Systematic optimization of alginate gelation parameters in the synthesis of oleaster-based magnetic granules for enhanced binary cationic dye removal

In this study, activated carbon (AC) derived from oleaster seeds was modified with iron nanoparticles (Fe-AC) and granulated using sodium alginate (NaAlg) via the wet gelation method to develop efficient granular adsorbents. The effects of various parameters, such as mixture pH, type and concentration of the cross-linking solution, initial mass ratio of NaAlg to Fe-AC, drying method, and final granule size were investigated in terms of both the physical appearance of the granules and their performance in removing crystal violet (CV) and methylene blue (MB) dyes. The selected granules were prepared under optimal conditions: a pH of 7, an iron (III) chloride cross-linking solution with a concentration of 2 % w/v, an initial alginate to Fe-AC ratio of 1:4, air-drying, and an initial granule size of 1 mm. Analytical techniques including FTIR, SEM-EDX, and BET confirmed the successful incorporation of iron nanoparticles within the adsorbent framework and revealed a well-developed porous structure with a specific surface area of 47.306 m²/g.

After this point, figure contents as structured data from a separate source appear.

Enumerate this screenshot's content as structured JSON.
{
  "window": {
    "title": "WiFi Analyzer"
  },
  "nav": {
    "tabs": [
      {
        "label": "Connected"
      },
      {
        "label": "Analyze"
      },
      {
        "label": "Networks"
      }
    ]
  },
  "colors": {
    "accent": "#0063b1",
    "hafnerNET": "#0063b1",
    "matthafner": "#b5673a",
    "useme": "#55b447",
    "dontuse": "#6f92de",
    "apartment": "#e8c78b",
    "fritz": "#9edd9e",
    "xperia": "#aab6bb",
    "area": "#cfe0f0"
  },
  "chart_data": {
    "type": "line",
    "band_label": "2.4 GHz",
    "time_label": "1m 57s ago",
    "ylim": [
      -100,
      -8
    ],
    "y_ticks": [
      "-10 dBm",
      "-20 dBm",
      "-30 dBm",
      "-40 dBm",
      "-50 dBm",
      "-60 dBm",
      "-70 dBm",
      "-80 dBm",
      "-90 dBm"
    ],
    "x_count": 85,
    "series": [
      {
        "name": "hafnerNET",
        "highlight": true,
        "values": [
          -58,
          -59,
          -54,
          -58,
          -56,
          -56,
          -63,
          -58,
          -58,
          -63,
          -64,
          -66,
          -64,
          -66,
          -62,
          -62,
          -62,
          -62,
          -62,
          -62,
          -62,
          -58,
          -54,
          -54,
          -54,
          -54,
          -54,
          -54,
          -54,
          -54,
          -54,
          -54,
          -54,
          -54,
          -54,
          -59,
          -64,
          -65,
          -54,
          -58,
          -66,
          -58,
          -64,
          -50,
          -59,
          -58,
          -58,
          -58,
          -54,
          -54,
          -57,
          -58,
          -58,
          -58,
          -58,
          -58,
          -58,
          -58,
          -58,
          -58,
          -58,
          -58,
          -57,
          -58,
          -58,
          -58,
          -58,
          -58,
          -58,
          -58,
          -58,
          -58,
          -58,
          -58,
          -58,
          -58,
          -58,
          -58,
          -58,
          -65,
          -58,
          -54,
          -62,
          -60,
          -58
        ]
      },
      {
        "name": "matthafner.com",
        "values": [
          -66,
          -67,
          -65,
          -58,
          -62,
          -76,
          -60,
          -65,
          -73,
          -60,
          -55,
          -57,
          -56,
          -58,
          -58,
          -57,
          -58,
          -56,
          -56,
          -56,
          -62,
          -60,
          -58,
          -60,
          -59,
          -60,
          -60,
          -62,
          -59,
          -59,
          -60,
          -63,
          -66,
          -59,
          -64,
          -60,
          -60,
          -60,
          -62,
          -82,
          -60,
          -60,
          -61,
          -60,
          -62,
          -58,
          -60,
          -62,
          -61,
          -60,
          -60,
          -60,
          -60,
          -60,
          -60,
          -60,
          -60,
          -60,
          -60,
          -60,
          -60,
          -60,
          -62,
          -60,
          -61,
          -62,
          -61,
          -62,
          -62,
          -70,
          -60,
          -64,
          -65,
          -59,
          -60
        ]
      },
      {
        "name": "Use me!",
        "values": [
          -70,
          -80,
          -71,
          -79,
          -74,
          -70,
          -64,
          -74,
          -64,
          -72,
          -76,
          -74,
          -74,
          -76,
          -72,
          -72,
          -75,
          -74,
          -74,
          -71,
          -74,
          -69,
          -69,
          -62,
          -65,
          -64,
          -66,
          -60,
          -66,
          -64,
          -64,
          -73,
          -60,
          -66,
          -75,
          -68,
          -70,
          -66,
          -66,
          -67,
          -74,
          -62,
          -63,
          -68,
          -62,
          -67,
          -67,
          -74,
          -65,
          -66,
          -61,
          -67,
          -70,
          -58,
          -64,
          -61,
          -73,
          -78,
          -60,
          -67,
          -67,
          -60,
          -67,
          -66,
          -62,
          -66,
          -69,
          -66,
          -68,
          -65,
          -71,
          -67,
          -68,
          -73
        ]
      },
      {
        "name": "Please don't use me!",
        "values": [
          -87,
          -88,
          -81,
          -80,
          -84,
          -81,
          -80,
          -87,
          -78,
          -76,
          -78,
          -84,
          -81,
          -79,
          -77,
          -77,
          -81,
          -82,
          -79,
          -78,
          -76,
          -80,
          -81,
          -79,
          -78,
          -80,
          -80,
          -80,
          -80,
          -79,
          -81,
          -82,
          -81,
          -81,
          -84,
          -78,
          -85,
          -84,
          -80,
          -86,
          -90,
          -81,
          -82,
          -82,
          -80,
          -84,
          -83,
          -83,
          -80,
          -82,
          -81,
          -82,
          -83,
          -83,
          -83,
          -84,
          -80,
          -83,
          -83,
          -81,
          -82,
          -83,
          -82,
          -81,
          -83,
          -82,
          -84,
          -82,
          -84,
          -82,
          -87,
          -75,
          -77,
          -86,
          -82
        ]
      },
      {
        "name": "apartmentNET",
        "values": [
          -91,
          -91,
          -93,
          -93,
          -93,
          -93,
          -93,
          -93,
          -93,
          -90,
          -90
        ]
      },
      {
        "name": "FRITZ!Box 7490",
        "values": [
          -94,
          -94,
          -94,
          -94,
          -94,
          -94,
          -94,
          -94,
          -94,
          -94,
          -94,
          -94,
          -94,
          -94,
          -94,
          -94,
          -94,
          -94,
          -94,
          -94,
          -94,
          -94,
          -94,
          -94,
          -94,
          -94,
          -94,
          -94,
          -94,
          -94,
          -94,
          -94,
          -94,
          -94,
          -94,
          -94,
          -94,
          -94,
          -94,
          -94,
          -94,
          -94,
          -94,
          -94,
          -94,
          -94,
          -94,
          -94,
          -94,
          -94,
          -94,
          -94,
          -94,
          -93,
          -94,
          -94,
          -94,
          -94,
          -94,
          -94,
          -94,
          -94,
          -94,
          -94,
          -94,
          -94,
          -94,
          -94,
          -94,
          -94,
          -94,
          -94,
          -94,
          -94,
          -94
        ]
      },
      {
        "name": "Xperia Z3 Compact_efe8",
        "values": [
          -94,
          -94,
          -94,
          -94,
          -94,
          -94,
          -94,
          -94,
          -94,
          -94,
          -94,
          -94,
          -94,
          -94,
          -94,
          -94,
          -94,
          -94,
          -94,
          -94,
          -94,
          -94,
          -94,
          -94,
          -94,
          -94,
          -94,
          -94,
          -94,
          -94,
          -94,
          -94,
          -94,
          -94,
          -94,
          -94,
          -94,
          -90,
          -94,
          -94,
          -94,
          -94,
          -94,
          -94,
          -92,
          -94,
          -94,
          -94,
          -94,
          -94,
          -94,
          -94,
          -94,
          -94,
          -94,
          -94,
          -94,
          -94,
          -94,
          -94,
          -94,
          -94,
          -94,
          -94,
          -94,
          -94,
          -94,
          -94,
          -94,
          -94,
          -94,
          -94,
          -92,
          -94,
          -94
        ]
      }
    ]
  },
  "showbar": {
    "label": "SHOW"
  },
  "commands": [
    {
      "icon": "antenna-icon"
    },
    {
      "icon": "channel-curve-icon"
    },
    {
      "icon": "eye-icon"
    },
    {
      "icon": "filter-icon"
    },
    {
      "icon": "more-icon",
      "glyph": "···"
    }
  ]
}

Under these optimal conditions, the highest removal efficiencies achieved were 96.29 % for CV and 94.26 % for MB, with maximum adsorption capacities of 14.2857 mg/g for CV (single system) and 9.7370 mg/g for the binary CV/MB system, according to the Langmuir isotherm. These results demonstrate that the synthesized Fe-AC/NaAlg granules combine high adsorption efficiency with ease of separation, mechanical stability, and reusability, making them a promising and scalable adsorbent for industrial wastewater treatment, particularly in textile and dyeing applications where removal of cationic dyes is critical.